Most of the high-rise blocks were demolished, which has given rise to regeneration in the area. Four of the largest tower blocks (locally known as the 'Alexander Street Multis') were demolished on 31 July 2011. Butterburn Court and Bucklemaker Court were demolished on 30 June 2013.

Public open spaces and play areas have been provided at various locations across the area. The Hilltown Park was opened in September 2008 as an urban park that will attract local people and visitors to enjoy the open space available.

Education
There are four primary schools in the Hilltown:
Our Lady's RC Primary School
Rosebank Primary School
Dens Road Primary School
St Peter & Paul RC Primary School

Also the Constitution Road Campus of Dundee College was in the Hilltown.

History and Future
The area has a poor or 'interesting' reputation which began in Medieval Times, when merchant and traders offered 'free trade' outside the city walls. The unwelcome (or undesirables) were kept out of the city and eventually it became part of Dundee.
It's had a chequered past over the years but is redefining its identity and large developments of modern apartments including low cost housing and recreational facilities are springing up in quick succession.

An Episcopal Church, St Salvador’s was founded in the area in 1856 by Alexander Penrose Forbes, Bishop Of Brechin and the Reverend James Nicolson. It was primarily designed to serve as a mission to the many mill workers living in and around the Hilltown area. The building was completed and consecrated in 1874. At one time the church also had a school. The church continues its work to aid the poor of Dundee, running a busy food bank.

Notable people 
 Rev.

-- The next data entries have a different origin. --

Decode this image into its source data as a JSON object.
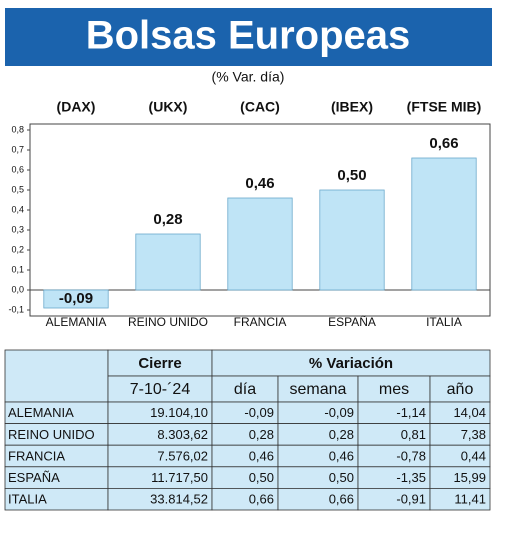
{
  "chart_data": {
    "type": "bar",
    "title": "Bolsas Europeas",
    "subtitle": "(% Var. día)",
    "indices": [
      "(DAX)",
      "(UKX)",
      "(CAC)",
      "(IBEX)",
      "(FTSE MIB)"
    ],
    "categories": [
      "ALEMANIA",
      "REINO UNIDO",
      "FRANCIA",
      "ESPAÑA",
      "ITALIA"
    ],
    "values": [
      -0.09,
      0.28,
      0.46,
      0.5,
      0.66
    ],
    "value_labels": [
      "-0,09",
      "0,28",
      "0,46",
      "0,50",
      "0,66"
    ],
    "color": "#bfe4f6",
    "ylim": [
      -0.1,
      0.8
    ],
    "yticks": [
      {
        "value": -0.1,
        "label": "-0,1"
      },
      {
        "value": 0,
        "label": "0,0"
      },
      {
        "value": 0.1,
        "label": "0,1"
      },
      {
        "value": 0.2,
        "label": "0,2"
      },
      {
        "value": 0.3,
        "label": "0,3"
      },
      {
        "value": 0.4,
        "label": "0,4"
      },
      {
        "value": 0.5,
        "label": "0,5"
      },
      {
        "value": 0.6,
        "label": "0,6"
      },
      {
        "value": 0.7,
        "label": "0,7"
      },
      {
        "value": 0.8,
        "label": "0,8"
      }
    ],
    "grid": false
  },
  "table": {
    "header": [
      "Cierre",
      "% Variación"
    ],
    "subheader": [
      "7-10-´24",
      "día",
      "semana",
      "mes",
      "año"
    ],
    "rows": [
      [
        "ALEMANIA",
        "19.104,10",
        "-0,09",
        "-0,09",
        "-1,14",
        "14,04"
      ],
      [
        "REINO UNIDO",
        "8.303,62",
        "0,28",
        "0,28",
        "0,81",
        "7,38"
      ],
      [
        "FRANCIA",
        "7.576,02",
        "0,46",
        "0,46",
        "-0,78",
        "0,44"
      ],
      [
        "ESPAÑA",
        "11.717,50",
        "0,50",
        "0,50",
        "-1,35",
        "15,99"
      ],
      [
        "ITALIA",
        "33.814,52",
        "0,66",
        "0,66",
        "-0,91",
        "11,41"
      ]
    ]
  }
}
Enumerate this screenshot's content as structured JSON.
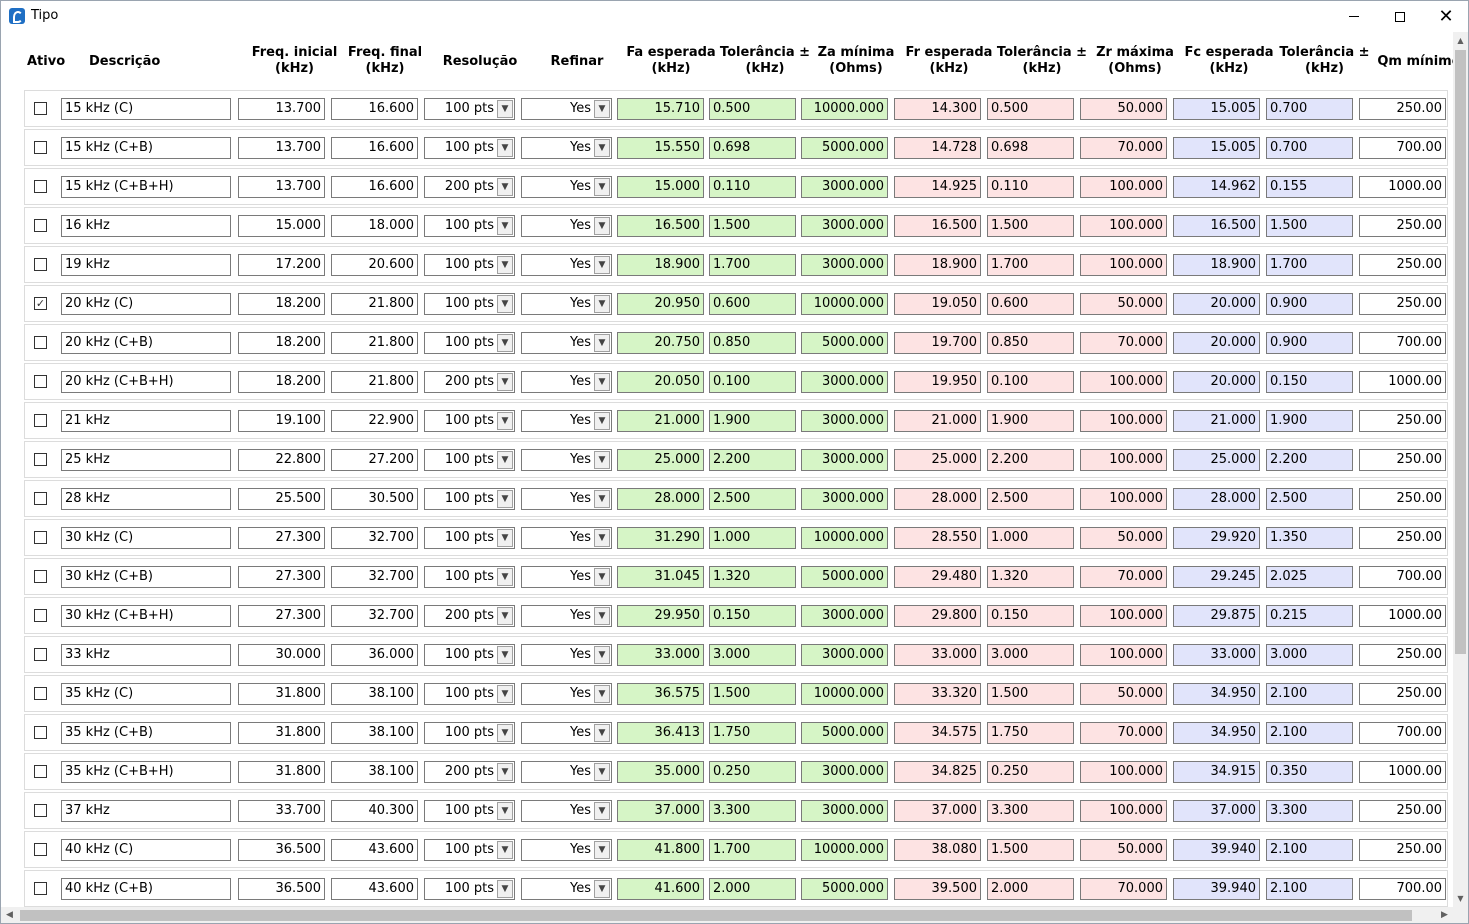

Thomas Dick (1774–1857), church minister, science teacher, writer and astronomer.
 John Duncan (1866–1945), symbolist painter of Arthurian legends, Celtic folklore and other mythological subjects
 Ethel Moorhead (1869–1955), suffragette and painter; lived campaigned in Dundee early 20th C.
 George Kidd (1925–1998), a professional wrestler and TV broadcaster.

Crime
Despite its 'dodgy' reputation it has one of the lower crime rates in Dundee.